渡部暁斗

 ノルディック複合個人ノーマルヒルで2大会連続銀メダルに輝いた渡部暁斗。個人のラージヒル、また団体戦にも出場と、さらなるメダル獲得の期待は高まるばかり。今シーズンはW杯で自己最多の4勝を記録して波に乗っているから、なおさらだ。

「彼のすごさは持久筋と瞬発系の筋肉の両方を身につけているところ。長い距離を走るクロスカントリーと一瞬にかけるジャンプでは練習方法からして違う。日本選手はジャンプで差をつけ、クロスカントリーで逃げ切るというスタイルでしたが、彼はどちらも強い。極寒の中で身体を動かすと体力を奪われますが、それも克服している。今までにないタイプです」(長野五輪金メダリストの船木和喜選手)

 長野県白馬村で育ち、小学生時代からスキーに親しんだ。

「ここでは小学校から授業でスキーをやります。ジャンプ台が用意されていて、クロスカントリーの授業もありますよ。複合選手を育てるには最高の環境でしょう」(少年時代のコーチ桜井峯久さん)

 桜井さんが注目したのは、渡部の冷静さだ。

「もともと弟の善斗のほうがジャンプはうまかったんですが、天才型でムラもありました。暁斗は当時から自分を客観視できていたので、成績が安定していましたね」

 子どもらしからぬ、まじめなところもあった。

「合宿で大部屋にいたとき、不意打ちでドアを開けたら、暁斗だけは座って勉強していました。礼儀作法もちゃんとしていましたね。食事のときの姿勢とかかなり厳しく指導していたんですが、彼はすべてこなしたんです。完璧すぎて、面白みがないくらい。どこかイチロー選手と同じ匂いを感じますよ」(桜井さん)

 合宿で泊まった村内の旅館の従業員も、渡部のきちんとした態度を覚えている。

白馬ジャンプ競技場は長野五輪ゆかりの場所。暁斗少年はここで自分の実力を試していた

「ほかの子たちのようにお菓子を食べ散らかしたりしないし、脱いだ服は自分でたたんでいました。よほど教育ができていたんでしょうね」

 スポーツだけでなく学業も優秀で、まさに文武両道。白馬高校時代に3年間、国語を受け持った小林國弘教諭は、渡部の授業中の発言が今も印象に残っているという。

「授業中に“肝心なのは他人ではなく自分に打ち勝つことだ”と指導したのですが、彼はひとりだけ反論したんです。“先生、それは甘いですよ。やっぱり勝負だから人に勝たないと意味がないです!”と。カチンときましたが(笑)、すでに世界で戦っていましたから、彼なりの哲学を持っていたんでしょう」

 '06年にはトリノ五輪に初出場。高校2年生だったため不安に違いないと考えた校長は激励するために渡部を校長室に呼び出した。しかし、そこで彼が放った言葉には、自信が満ちあふれていた。

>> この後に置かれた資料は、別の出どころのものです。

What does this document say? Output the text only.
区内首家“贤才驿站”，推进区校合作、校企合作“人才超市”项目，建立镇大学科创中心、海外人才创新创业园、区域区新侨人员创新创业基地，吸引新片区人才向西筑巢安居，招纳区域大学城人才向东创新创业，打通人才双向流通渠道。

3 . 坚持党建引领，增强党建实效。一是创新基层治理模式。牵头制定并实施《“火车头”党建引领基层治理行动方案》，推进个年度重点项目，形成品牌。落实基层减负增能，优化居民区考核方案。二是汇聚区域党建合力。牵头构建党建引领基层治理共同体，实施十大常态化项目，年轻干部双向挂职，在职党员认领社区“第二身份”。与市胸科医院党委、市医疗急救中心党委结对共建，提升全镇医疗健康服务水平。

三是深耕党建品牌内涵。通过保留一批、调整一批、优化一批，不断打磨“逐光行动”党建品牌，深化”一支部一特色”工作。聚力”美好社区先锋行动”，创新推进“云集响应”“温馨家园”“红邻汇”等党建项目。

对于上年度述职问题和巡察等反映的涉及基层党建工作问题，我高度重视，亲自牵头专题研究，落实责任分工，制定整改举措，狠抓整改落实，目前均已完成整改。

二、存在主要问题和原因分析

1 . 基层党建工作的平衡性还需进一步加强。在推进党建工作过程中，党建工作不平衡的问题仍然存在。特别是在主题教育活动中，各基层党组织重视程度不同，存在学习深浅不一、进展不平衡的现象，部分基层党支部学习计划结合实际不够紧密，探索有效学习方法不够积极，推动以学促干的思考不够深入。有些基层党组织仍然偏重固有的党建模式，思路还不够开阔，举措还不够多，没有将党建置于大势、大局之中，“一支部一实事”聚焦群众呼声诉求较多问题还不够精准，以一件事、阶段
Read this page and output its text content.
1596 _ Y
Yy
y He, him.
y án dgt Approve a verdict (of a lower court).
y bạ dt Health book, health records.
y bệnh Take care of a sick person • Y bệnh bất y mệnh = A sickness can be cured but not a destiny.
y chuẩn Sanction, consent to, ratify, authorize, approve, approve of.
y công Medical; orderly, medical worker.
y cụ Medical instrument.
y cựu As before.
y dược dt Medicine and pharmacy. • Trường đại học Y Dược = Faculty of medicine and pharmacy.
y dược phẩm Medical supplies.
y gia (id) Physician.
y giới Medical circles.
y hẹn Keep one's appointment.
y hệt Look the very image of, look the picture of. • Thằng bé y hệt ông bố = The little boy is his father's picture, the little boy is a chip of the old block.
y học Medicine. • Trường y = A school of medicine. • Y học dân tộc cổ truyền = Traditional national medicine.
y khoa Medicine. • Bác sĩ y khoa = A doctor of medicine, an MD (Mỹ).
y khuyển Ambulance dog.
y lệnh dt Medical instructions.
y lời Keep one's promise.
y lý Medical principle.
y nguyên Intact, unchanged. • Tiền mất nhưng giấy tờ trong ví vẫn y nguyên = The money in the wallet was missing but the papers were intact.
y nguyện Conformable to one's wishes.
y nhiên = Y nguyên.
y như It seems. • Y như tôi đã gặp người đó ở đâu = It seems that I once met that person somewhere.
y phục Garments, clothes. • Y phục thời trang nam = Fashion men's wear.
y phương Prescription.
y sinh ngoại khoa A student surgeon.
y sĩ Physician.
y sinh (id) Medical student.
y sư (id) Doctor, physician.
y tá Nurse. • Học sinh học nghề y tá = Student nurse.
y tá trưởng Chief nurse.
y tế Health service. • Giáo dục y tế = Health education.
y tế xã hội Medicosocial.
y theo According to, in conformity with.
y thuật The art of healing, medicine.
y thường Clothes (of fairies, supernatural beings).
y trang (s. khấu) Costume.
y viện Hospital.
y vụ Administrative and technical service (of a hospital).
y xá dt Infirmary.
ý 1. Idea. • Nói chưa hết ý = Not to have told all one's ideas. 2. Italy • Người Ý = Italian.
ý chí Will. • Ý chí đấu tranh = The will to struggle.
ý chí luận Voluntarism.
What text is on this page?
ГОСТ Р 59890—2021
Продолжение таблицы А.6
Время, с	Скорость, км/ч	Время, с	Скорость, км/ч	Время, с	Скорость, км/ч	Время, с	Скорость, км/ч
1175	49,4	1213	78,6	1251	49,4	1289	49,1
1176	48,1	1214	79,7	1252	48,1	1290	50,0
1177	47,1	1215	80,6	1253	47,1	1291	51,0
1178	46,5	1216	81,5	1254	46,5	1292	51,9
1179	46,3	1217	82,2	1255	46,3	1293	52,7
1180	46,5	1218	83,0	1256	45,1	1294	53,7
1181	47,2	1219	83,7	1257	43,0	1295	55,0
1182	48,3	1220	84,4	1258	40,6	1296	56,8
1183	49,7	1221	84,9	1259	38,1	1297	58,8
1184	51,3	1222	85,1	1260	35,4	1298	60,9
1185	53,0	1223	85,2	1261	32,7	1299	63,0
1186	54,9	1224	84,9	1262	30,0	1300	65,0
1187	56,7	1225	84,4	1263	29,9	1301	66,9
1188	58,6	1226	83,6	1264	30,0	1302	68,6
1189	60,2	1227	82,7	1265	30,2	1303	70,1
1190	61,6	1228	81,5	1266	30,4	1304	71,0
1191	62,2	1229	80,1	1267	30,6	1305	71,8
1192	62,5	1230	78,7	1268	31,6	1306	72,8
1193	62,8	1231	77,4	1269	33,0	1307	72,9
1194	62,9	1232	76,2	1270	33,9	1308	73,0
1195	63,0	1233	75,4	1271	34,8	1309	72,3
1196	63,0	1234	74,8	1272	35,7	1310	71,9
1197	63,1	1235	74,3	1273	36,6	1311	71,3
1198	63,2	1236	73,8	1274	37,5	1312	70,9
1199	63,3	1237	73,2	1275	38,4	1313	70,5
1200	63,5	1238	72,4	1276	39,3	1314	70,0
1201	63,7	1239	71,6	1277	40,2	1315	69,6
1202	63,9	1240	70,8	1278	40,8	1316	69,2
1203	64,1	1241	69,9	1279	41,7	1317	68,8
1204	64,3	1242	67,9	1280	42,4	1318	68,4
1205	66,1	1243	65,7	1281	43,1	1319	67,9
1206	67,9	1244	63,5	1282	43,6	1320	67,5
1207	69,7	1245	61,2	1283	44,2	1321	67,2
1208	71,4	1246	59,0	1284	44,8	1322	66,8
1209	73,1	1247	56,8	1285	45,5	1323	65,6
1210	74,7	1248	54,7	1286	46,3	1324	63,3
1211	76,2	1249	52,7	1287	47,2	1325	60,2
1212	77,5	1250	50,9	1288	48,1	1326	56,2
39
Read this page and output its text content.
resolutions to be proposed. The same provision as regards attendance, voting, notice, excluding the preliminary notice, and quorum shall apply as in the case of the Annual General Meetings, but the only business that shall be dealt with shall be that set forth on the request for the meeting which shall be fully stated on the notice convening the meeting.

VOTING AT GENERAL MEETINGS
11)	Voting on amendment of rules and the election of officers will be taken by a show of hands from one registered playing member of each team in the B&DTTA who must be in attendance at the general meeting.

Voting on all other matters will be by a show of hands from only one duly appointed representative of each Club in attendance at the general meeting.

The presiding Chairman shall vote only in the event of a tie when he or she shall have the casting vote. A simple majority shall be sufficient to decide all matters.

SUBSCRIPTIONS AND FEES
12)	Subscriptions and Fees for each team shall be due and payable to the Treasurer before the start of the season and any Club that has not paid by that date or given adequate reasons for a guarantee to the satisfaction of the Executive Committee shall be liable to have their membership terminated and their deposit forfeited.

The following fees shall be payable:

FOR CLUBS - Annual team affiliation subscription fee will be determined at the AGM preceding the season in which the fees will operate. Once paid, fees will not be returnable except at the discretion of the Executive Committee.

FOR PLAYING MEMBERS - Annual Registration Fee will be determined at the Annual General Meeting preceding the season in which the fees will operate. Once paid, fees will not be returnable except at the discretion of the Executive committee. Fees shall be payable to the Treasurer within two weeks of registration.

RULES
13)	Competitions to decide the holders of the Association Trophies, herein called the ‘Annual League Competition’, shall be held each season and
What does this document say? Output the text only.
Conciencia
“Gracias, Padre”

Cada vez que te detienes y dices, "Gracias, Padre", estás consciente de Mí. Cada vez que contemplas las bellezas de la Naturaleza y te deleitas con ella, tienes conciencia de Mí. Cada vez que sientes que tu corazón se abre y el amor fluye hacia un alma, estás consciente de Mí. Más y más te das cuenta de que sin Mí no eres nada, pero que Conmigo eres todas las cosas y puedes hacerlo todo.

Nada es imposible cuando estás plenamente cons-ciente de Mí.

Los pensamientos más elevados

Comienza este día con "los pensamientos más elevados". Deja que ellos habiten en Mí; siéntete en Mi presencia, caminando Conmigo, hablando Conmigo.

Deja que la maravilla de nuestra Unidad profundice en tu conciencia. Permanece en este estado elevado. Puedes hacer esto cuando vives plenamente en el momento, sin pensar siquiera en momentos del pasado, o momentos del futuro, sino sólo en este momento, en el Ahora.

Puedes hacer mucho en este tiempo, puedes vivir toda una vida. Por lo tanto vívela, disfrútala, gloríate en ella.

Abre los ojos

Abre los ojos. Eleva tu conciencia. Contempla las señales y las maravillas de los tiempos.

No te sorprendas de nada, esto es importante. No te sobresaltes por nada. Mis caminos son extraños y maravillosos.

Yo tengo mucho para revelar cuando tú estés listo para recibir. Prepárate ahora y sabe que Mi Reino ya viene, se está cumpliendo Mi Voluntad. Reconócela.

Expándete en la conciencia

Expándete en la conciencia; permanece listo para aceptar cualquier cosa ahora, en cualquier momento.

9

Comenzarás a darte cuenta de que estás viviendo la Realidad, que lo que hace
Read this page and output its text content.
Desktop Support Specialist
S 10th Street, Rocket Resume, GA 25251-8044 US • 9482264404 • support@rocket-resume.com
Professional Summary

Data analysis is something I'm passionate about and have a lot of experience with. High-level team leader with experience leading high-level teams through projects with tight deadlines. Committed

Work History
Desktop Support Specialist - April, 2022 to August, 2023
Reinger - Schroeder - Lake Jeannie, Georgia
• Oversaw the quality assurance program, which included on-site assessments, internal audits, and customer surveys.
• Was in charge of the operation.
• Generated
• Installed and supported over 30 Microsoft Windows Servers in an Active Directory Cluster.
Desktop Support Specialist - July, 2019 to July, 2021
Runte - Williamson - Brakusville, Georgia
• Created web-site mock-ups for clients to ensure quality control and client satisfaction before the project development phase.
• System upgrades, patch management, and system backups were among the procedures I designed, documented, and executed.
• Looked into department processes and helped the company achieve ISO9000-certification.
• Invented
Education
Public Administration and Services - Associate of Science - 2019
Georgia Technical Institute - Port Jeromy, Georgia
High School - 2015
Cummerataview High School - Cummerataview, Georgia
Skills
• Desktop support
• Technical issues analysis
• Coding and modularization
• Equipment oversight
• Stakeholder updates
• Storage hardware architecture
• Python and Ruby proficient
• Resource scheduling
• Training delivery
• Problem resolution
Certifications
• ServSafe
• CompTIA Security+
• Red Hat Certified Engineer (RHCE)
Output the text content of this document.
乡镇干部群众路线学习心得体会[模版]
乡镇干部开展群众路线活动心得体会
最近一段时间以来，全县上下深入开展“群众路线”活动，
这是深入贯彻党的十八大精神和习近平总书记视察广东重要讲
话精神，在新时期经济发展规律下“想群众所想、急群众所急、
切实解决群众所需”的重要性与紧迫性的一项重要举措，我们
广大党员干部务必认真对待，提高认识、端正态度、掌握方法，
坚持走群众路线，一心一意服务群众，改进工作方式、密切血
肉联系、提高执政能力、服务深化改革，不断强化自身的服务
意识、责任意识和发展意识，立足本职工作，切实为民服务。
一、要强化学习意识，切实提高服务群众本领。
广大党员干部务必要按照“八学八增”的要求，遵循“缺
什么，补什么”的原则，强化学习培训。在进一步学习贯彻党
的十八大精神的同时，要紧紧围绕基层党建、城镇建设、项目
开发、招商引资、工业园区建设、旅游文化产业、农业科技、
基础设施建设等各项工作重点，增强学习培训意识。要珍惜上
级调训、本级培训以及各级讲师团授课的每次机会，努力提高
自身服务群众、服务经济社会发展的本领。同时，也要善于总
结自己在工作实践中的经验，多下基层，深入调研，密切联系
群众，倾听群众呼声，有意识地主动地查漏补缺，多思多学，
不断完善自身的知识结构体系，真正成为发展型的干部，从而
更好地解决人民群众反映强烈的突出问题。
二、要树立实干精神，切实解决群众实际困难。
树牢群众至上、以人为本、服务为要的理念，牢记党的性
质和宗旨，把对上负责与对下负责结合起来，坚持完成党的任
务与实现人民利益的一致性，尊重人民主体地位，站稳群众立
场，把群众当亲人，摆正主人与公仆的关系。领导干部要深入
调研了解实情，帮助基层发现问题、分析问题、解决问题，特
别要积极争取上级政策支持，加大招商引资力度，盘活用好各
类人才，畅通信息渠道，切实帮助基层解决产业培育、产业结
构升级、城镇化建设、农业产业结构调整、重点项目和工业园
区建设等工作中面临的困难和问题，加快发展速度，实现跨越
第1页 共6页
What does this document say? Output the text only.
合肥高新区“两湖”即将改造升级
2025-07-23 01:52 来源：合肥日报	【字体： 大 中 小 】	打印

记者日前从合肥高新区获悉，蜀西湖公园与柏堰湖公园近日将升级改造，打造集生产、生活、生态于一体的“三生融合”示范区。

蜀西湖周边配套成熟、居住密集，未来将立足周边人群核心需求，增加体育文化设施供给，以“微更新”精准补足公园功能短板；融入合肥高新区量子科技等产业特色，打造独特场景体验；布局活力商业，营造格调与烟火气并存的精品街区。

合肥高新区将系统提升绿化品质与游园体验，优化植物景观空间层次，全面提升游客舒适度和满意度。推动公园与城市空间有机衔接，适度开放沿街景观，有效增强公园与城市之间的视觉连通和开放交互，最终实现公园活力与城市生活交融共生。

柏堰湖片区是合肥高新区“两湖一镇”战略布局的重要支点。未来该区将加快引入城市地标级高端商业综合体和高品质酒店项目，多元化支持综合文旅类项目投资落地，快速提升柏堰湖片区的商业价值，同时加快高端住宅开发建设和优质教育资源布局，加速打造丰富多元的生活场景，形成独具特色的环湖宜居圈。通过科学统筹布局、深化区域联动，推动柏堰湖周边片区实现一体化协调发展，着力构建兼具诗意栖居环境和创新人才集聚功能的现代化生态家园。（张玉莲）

「普通はオリンピックの金メダルが最終目標ですよね。でも、彼は違いました。“オリンピックというのは自分にとって通過点のひとつです。僕の目標はそこではなく、ワールドカップに参戦しながら、ずっと勝ち続けることです”と堂々と宣言。校長はあっけにとられていましたよ(笑)」(小林教諭)

 平昌では、表彰台のいちばん上に立ってくれることだろう。